Conversion from Parametric to Cartesian

by W3bbo
Tags: cartesian, conversion, parametric
 P: 31 1. The problem statement, all variables and given/known data Reduce these parametric functions to a single cartesian equation: $$\displaylines{ x = at^2 \cr y = 2at \cr}  \displaylines{ x = 3{\mathop{\rm Sec}\nolimits} \left( \alpha \right) \cr y = 5{\mathop{\rm Tan}\nolimits} \left( \alpha \right) \cr}  \displaylines{ x = t^2 + 1 \cr y = t^2 + t \cr}$$ 2. Relevant equations N/A 3. The attempt at a solution For Q1, I think I got the hang of it... in that the plots of my cartesian and the paremetric are identical: $$\displaylines{ x = at^2 \cr y = 2at \cr \cr t^2 = {x \over a} \cr t = \sqrt {{x \over a}} \cr \cr y = 2a\sqrt {{x \over a}} \cr}$$ For Q2 I thought I had it solved with a trigonometric identity, but the plots look different: $$\displaylines{ x = 3{\mathop{\rm Sec}\nolimits} \left( \alpha \right) \cr y = 5{\mathop{\rm Tan}\nolimits} \left( \alpha \right) \cr \cr {\mathop{\rm Sec}\nolimits} ^2 \left( \alpha \right) = 1 + {\mathop{\rm Tan}\nolimits} ^2 \left( \alpha \right) \cr \left( {{\textstyle{1 \over 3}}x} \right)^2 = 1 + \left( {{\textstyle{1 \over 5}}y} \right)^2 \cr {\textstyle{1 \over 9}}x^2 = 1 + {\textstyle{1 \over {25}}}y^2 \cr {\textstyle{1 \over {25}}}y^2 = {\textstyle{1 \over 9}}x^2 - 1 \cr y^2 = {\textstyle{{25} \over 9}}x^2 - 1 \cr y = \pm \sqrt {{\textstyle{{25} \over 9}}x^2 - 1} \cr}$$ Finally, Q3 seems deceptivly simple, but again, the plot doesn't match the original: $$\displaylines{ x = t^2 + 1 \cr y = t^2 + t \cr \cr t^2 = x - 1 \cr y = x - 1 + \sqrt {x - 1} \cr}$$ I'm not looking for answers, just to find out where I've gone wrong.
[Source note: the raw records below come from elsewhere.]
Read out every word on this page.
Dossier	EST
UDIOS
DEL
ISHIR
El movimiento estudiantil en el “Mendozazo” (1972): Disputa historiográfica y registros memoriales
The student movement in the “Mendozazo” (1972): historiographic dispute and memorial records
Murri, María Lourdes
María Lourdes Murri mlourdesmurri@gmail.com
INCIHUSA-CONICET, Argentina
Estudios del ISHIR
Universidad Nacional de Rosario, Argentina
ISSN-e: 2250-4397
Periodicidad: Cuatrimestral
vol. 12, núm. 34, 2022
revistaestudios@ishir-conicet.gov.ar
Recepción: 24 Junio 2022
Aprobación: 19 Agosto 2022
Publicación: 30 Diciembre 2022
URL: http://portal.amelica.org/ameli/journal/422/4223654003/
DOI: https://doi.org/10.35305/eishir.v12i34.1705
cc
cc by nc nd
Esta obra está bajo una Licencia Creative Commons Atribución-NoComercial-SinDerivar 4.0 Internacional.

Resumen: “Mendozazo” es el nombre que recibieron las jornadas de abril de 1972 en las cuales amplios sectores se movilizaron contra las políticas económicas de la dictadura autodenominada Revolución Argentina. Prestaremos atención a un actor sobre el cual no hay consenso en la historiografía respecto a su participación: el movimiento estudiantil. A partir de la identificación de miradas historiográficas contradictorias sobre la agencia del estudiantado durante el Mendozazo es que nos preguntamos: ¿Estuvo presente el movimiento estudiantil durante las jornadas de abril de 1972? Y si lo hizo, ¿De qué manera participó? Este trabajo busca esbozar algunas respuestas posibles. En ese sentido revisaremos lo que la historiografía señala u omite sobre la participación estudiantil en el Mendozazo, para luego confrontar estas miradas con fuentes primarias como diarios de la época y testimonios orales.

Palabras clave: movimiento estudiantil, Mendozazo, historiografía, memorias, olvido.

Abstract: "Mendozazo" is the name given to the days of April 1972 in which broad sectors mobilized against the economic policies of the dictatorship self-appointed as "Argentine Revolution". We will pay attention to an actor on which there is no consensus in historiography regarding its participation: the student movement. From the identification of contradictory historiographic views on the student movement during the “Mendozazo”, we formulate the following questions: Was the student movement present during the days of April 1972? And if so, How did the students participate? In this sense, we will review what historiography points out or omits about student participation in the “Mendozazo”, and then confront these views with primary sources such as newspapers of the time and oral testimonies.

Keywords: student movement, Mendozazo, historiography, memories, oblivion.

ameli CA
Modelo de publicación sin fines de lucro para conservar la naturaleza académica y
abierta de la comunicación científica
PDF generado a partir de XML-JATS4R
Thanks
 P: 31 Thanks. I got those questions correct. Further on I'm faced with converting this into cartesian: $$\displaylines{ x = 2{\mathop{\rm Cot}\nolimits} \left( t \right) \cr y = 2{\mathop{\rm Sin}\nolimits} ^2 \left( t \right) \cr}$$ I tried having a go using this: $$\displaylines{ x = 2{\mathop{\rm Cot}\nolimits} \left( t \right) \cr t = {\mathop{\rm Tan}\nolimits} ^{ - 1} \left( {{\textstyle{2 \over x}}} \right) \cr y = 2{\mathop{\rm Sin}\nolimits} ^2 \left( {{\mathop{\rm Tan}\nolimits} ^{ - 1} \left( {{\textstyle{2 \over x}}} \right)} \right) \cr}$$ ...but the plot is totally different. I was able to solve it eventually using $$\displaylines{ 1 + {\mathop{\rm Cot}\nolimits} ^2 \left( t \right) = {\mathop{\rm Cosec}\nolimits} ^2 \left( t \right) \cr 1 + \left( {{\textstyle{1 \over 2}}x} \right)^2 = \left( {{\textstyle{y \over 2}}} \right)^{ - 1} \cr} p$$ But can you explain why my initial attempt failed? Thanks
 P: 738 Sorry, I see that now. It's probably some quirk of the graphing software. The first set should work out to the second set if you get rid of the inverse trig functions. $$y = 2\sin^2\left[\tan^{-1}\left(\frac{2}{x}\right)\right]$$ From a picture of the right triangle, we know that $$\sin t = \pm\frac{2}{\sqrt{4+x^2}} \implies \sin^2 t = \frac{4}{4 + x^2}$$ Then, $$\frac{y}{2} = \frac{4}{4+x^2}\longrightarrow \left(\frac{y}{2}\right)^{-1} = \frac{4+x^2}{4} = 1 + \frac{x^2}{4} = 1 + \left(\frac{1}{2}x\right)^2$$